Luther glanced over his shoulder—a quick look up and down the river walk.

She turned her head as well and through the blades of grass saw the path still empty.

“Like I told you,” he said, “the city is ours.”

He grabbed her chin, turned her head back toward him. She stared into his eyes, trying to make some connection through the pitch black, but there was nothing in them approaching compassion or sympathy or anything human.

“It’s coming,” he said. “Are you ready?”

She shook her head, tears welling again.

“Fighting it isn’t going to stop a thing. This is your last moment. I suggest you try to meet it with grace. If it helps, I didn’t pick you because of any perceived flaw. You were a nice woman, and I’m sure you’d have made Rob, or anyone else, very happy. Just your bad luck is all. You were just one of many that I’ve been watching. If any of the other Shedds had been receptive, you and I would never have met.”

But all she could think was,
I’m sorry
. For the things she’d failed to do or been too scared to try. For the people she’d mistreated, for the relationships her pride had destroyed, for the stone wall of a daughter she’d been to her parents over bullshit that didn’t matter, but mostly for the years she’d wasted waiting for someone to complete her when she should have been working on completing herself.
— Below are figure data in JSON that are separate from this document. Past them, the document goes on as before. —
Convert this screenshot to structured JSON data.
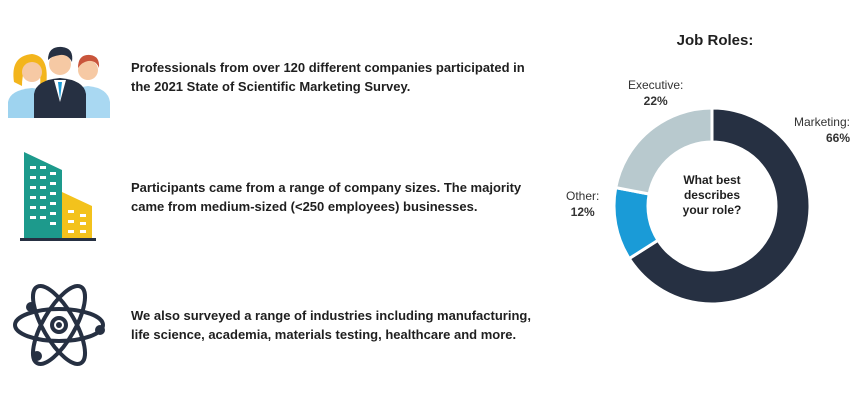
{
  "rows": [
    {
      "icon": "people-icon",
      "text": "Professionals from over 120 different companies participated in the 2021 State of Scientific Marketing Survey."
    },
    {
      "icon": "buildings-icon",
      "text": "Participants came from a range of company sizes. The majority came from medium-sized (<250 employees) businesses."
    },
    {
      "icon": "atom-icon",
      "text": "We also surveyed a range of industries including manufacturing, life science, academia, materials testing, healthcare and more."
    }
  ],
  "chart_data": {
    "type": "pie",
    "title": "Job Roles:",
    "center_text": "What best describes your role?",
    "slices": [
      {
        "name": "Marketing:",
        "value": 66,
        "label": "66%",
        "color": "#263042"
      },
      {
        "name": "Other:",
        "value": 12,
        "label": "12%",
        "color": "#1a9bd7"
      },
      {
        "name": "Executive:",
        "value": 22,
        "label": "22%",
        "color": "#b8c9ce"
      }
    ]
  }
}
The tears came freely now, and Luther’s dark eyes crinkled.

“I wept not, so to stone within I grew,” he whispered.

His voice ripped her away from all the stunning regret, and raw fear enveloped her. She began to scream, her eyes closed, her voice gliding out over the river, becoming lost in the gentle water.

“They’re going to write about you tomorrow,” he said. “They’re going to make you famous.”

She opened her eyes and saw him pointing that talon toward the glowing
Chicago Sun-Times
sign, looming above the both of them like a neon cloud.

Then he turned the knife on her.

And the cutting began.

March 31, 9:15 A.M.

“N
ervous?”

I glanced over at
Phin
, sitting next to me in the ER waiting room, and then back down at my gym shoes, my toe tapping so fast the Velcro straps were a blur.

I hated these shoes. Velcro was a way of shouting to the world,
“I give up! I don’t care about my appearance anymore!”

But it was true. I’d traded a four-hundred-dollar pair of Yves Saint Laurent pumps for some thirty-five-dollar Keds because my feet were too swollen to fit into anything remotely sexy. Worse than that was the XL T-shirt stretched taut over my waist, pulled over the no-belly shorts, which were still so tight I had the first two buttons undone. My body had become a hideous travesty, courtesy of the alien living inside of me.

An alien that was also trying to kill me, apparently not satisfied with mere physical ruination.

“Why should I be nervous?” I said. It came out clipped and more high-pitched than I would have liked. The air-conditioning was lukewarm, and the smell of lemon bleach was giving me a headache. “I either got better or I didn’t. Either way, I still look like Humpty Dumpty.”

“You look beautiful,
Jack
.” Phin reached over and took one of my sweaty hands.

“I hate when you say that.”

“You do. You’re glowing.”

His blue eyes shone in a pure, wholesome, loving way that made me want to smack him in the mouth. I turned away, staring at the other unfortunates in the waiting room.

ERs were the worst. An impromptu collection of people brought together by bad news and circumstance. Not that I preferred my ob-gyn’s office. Her waiting room was filled with women half my age who liked to chat. Invariably their first question was always, “How old are you?”

Old enough to have known better than to get pregnant this late in life.

Phin’s fingers caressed my hand and then sneakily rested on my wrist.

I pulled away.

“Just checking,” he said.

“You don’t need to check again. That’s the reason we’re here, isn’t it?”